Мило отчаянно пытался рассказать, кто он и куда едет, но ничего не выходило. А в это время поднялось еще четыре плаката:
— СЛУШАЙТЕ ГЛАЗАМИ,
— И МЫ
— ПОВЕДАЕМ ВАМ
— О НАШЕМ НЕСЧАСТЬЕ.
Двое держали большую грифельную доску, а третий быстро-быстро писал на ней историю того, как Долину Созвучий постигла немота.
«Недалеко отсюда есть место, откуда родом все ветры, где водится всяческое эхо и где стоит большой каменный замок госпожи Звукозаписи, правительницы этого края. Когда старый король Разума изгнал чудищ в далекие горы, он назначил ее блюстительницей всех звуков и шумов прошлых, настоящих и будущих.

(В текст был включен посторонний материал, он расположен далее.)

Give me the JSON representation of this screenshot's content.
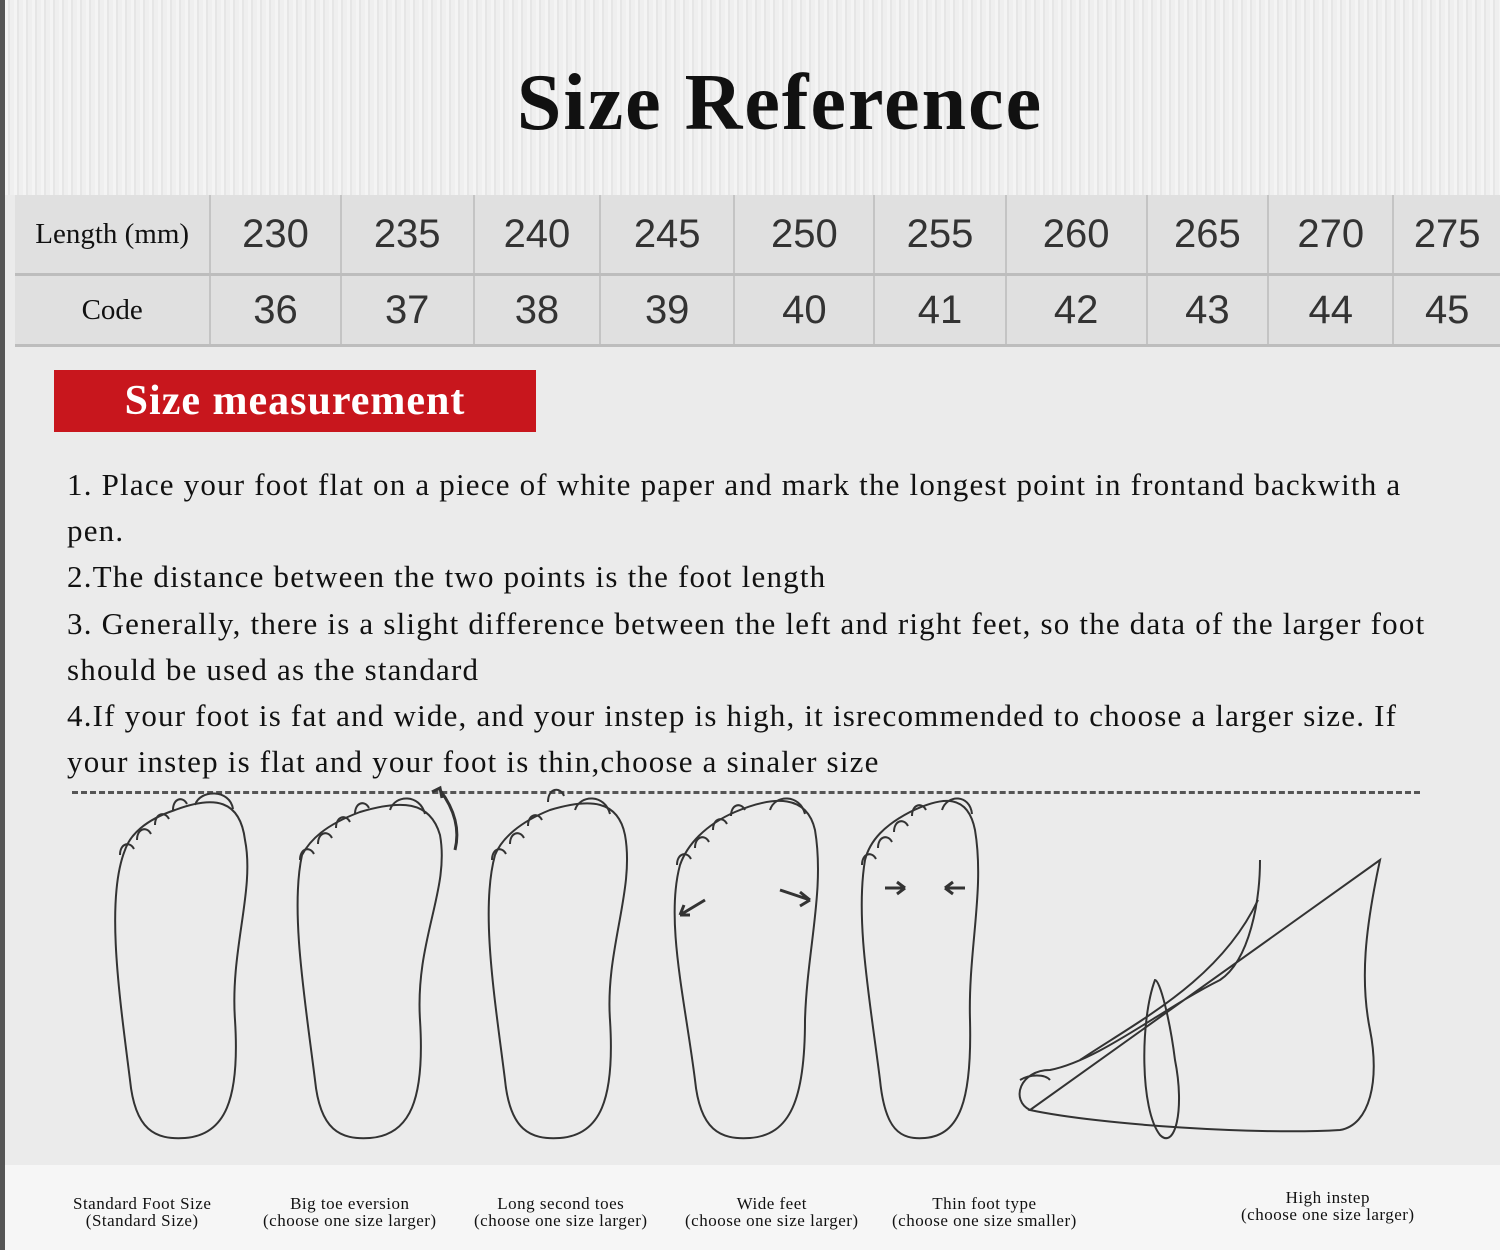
{
  "title": "Size Reference",
  "table": {
    "row_labels": [
      "Length (mm)",
      "Code"
    ],
    "lengths": [
      "230",
      "235",
      "240",
      "245",
      "250",
      "255",
      "260",
      "265",
      "270",
      "275"
    ],
    "codes": [
      "36",
      "37",
      "38",
      "39",
      "40",
      "41",
      "42",
      "43",
      "44",
      "45"
    ]
  },
  "badge": {
    "label": "Size measurement",
    "color": "#c8161d"
  },
  "steps": [
    "1. Place your foot flat on a piece of white paper and mark the longest point in frontand backwith a pen.",
    "2.The distance between the two points is the foot length",
    "3. Generally, there is a slight difference between the left and right feet, so the data of the larger foot should be used as the standard",
    "4.If your foot is fat and wide, and your instep is high, it isrecommended to choose a larger size. If your instep is flat and your foot is thin,choose a sinaler size"
  ],
  "captions": [
    {
      "line1": "Standard Foot Size",
      "line2": "(Standard Size)"
    },
    {
      "line1": "Big toe eversion",
      "line2": "(choose one size larger)"
    },
    {
      "line1": "Long second toes",
      "line2": "(choose one size larger)"
    },
    {
      "line1": "Wide feet",
      "line2": "(choose one size larger)"
    },
    {
      "line1": "Thin foot type",
      "line2": "(choose one size smaller)"
    },
    {
      "line1": "High instep",
      "line2": "(choose one size larger)"
    }
  ]
}
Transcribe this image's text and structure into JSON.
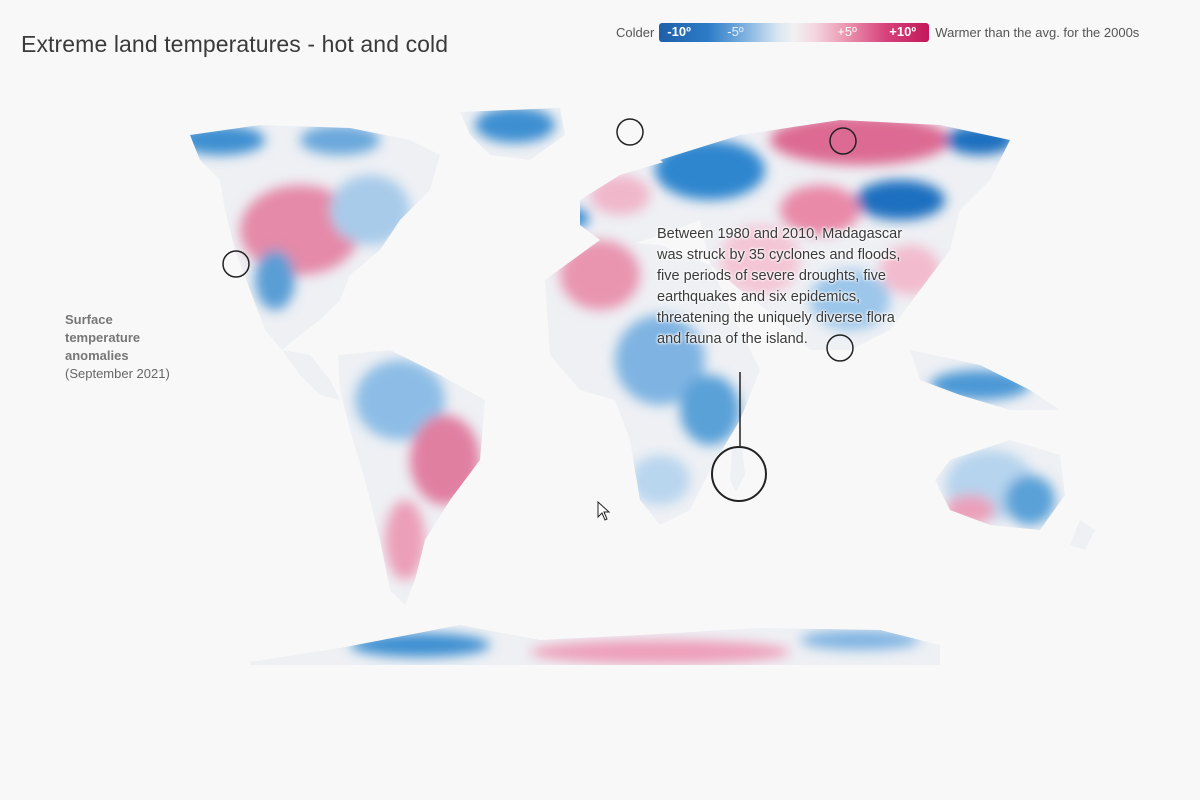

Многие годы она правила как госпожа премудрая и всеми любимая. Каждое утро на восходе солнца она выпускала новые звукозаписи, и ветры разносили их по всему королевству, а ночью на заходе луны собирала отжившие звуки, сортировала и расставляла по полочкам в подземном звукохранилище».
Доска кончилась, писатель утер пот со лба, затем стер все написанное и начал снова сверху:
«Она легко прощала нам оговорки и снабжала нас всем необходимым для жизни: и песнями во время работы, и бульканьем горшков на огне, и стуком топоров, и шумом падающих деревьев, и скрипом колес, и уханьем филинов, и чавканьем грязи под башмаками, и шелестом дождика по крыше, и музыкой духового оркестра, и хрустом снега в трескучий мороз».
Он вновь приостановился, и горючая слеза скатилась по его щеке, оставив на губах сладостно-горький вкус воспоминанья.
«Все эти звуки после использования она снова расставляла в алфавитном порядке и бережно сохраняла для будущих поколений. И все жили спокойно, и долина наша благоденствовала как счастливая родина звуков. Но потом все стало меняться.
Сперва по одному, потом целыми толпами люди стали переселяться к нам, но каждый новопоселенец продолжал жить на свой лад и приносил на нашу землю свои звукосочетания, порой красивые, а порой и не очень. И все были так заняты своими насущными делами, что им было не до слуха. А ведь всякий звук, который не был услышан, как известно, исчезает бесследно и навсегда.
Народ стал меньше смеяться и больше ворчать, реже петь и чаще ругаться, и звуки, производимые им, становились все громче и безобразней. Они заглушали даже пенье птиц и шорох ветра, да и никто уже не стремился их услышать».
Он снова стер написанное и снова начал писать, а Ляпсус безмолвно глотал слезы.